New Delhi: It takes a man of steel to handle an emergency and Arvind Kejriwal is a man of rubber it seems. His government has fallen flat and he has doomed the Delhiites to face the catastrophic epidemic outbreak all by themselves with hospitals shutting doors to take in the infected patients into the hospital on the plea of shortfall of beds, though sources say, about 3000 beds are unoccupied in the government run hospitals.
The mismanagement of the hospital staff and lack of equipment will be the turning point of disgust for the patients when the virus infected head-count touches over 50,000 in the Capital by the end of this month. If the existing doubling in a fortnight goes unchecked, Delhi would be needing at least 40,000 beds by July end and at least 10,000 ventilators.
Many hospitals are reportedly not conducting the Covid test to contain the rising figures of the infected patients. A month ago, the south Delhi Mayor had gone on record to say that there was an increase in the infections but was unable to gauge why the Delhi government was concealing the figures and putting out a lower one instead.
Arvind Kejriwal is riding high on blunders.
First was the imposition of corona tax on liquor which resulted in smuggling from across the Delhi borders and now he has ordered for its withdrawal from Wednesday onwards.
The second was his decision to grant permission to open the malls, restaurants from 8th June knowing well the profile of Delhiites that they would throng the places with a vengeance.
Third was his free food distribution to poor and needy which invariably was in short supply and people complained of its quality.
The fourth blunder was his diktat that the cabs, autos and e-rickshaws would ply with a limit to the passengers. This seems to have not gone well with people. “How do you expect a family of six to hire three cabs. He should have judged the ground reality,” said Ritu Chandok, a housewife in South Delhi.
The fifth blunder was his self-publicity. The disinfectant tunnel at the entry of wholesale vegetable market at Azadpur, carried his pictures. That is another matter that the disinfectant spray did not work a day after it was installed. All the mobile disinfectant sprayers carried his picture in the front. It was widely publicized on all TV news channels. Vinod Manuja of Rajinder Nagar said, “He was busy in promoting himself and misleading media into believing that they were fully prepared for handling the patients of Covid at many hospitals in the capital.”

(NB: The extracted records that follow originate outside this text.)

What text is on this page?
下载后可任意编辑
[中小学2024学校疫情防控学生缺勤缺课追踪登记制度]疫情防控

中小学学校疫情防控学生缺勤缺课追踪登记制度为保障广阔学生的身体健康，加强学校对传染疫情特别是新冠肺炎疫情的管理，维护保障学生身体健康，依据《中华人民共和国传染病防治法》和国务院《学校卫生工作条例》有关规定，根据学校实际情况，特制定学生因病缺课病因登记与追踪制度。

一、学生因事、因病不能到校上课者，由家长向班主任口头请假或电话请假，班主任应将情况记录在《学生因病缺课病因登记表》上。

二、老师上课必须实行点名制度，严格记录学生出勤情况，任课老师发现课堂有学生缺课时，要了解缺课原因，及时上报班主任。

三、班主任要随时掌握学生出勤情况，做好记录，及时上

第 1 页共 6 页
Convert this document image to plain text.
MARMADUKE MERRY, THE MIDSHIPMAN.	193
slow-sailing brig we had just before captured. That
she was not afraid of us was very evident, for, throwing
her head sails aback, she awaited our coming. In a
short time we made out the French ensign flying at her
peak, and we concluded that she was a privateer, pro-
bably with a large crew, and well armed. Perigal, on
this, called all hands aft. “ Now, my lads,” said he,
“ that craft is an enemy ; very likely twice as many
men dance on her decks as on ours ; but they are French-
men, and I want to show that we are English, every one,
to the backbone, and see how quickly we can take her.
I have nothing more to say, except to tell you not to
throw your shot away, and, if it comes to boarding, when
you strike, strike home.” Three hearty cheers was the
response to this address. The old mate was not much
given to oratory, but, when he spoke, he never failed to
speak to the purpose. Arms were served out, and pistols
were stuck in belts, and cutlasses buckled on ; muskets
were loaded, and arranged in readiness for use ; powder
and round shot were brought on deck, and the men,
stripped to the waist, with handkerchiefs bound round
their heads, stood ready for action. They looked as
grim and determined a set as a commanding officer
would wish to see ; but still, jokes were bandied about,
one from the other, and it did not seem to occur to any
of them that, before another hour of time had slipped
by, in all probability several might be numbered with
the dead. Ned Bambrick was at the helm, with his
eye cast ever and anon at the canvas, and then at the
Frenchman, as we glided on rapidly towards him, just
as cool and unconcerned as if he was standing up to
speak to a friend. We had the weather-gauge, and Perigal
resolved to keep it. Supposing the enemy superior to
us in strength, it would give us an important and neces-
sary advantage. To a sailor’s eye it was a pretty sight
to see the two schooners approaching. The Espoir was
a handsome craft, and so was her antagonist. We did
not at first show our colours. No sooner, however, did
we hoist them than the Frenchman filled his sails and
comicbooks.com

The sixth blunder was to disallow any outsider from Delhi to be treated for Covid. “This is totally disgusting as there are hundreds of people working here with their domicile other than Delhi. What do they do,” lamented Rajesh Jha, a journalist.
Not left behind, Deputy Chief Minister and Education Minister Manish Sisodia ordered that no school would charge other than tuition fee during the lockdown period and the school staff including the contractual ones should be paid their full salary. Earlier, he had said that only a month’s tuition fee should be charged during the lockdown period.
But before the order came, most of the private schools had started online classes justifying the fee demand that the studies was continuing. The ban on hiking the fee during the lockdown was an eye wash as no guidelines debarring the school to not hike after the lockdown is lifted.
The Delhi Parents Association had submitted a memorandum to Kejriwal that the schools should waive off the fee during the lockdown period as salary-cut for employees and no-income for the business class was self-explanatory.
Kejriwal who claimed to be the messiah of Delhi electorate, in fact, crucified Delhiites on the altar of blunders and lies and has left them fending for their ownselves admist the rising Covid cases.
The middle class was looking for relief in power and water bills during the lockdown period but Arvind Kejriwal did not take up this issue.
At least two of the government run hospitals, Lok Narain Jai Prakash and Ram Manohar Lohia, have added a make-shift air conditioned mortuary as the deads are more than the existing capacity of 90 in the mortuary. The mobile mortuary can accommodate almost 100 bodies. This itself speaks of the increased death rate in Delhi. The body takes about three to four days for its disposal at the Punjabi Bagh electric crematorium which is at present functional.
At a few government hospitals, patients self-suspecting of being infected were not allowed to enter the government hospital including one in the resettlement colony of Jehangirpuri.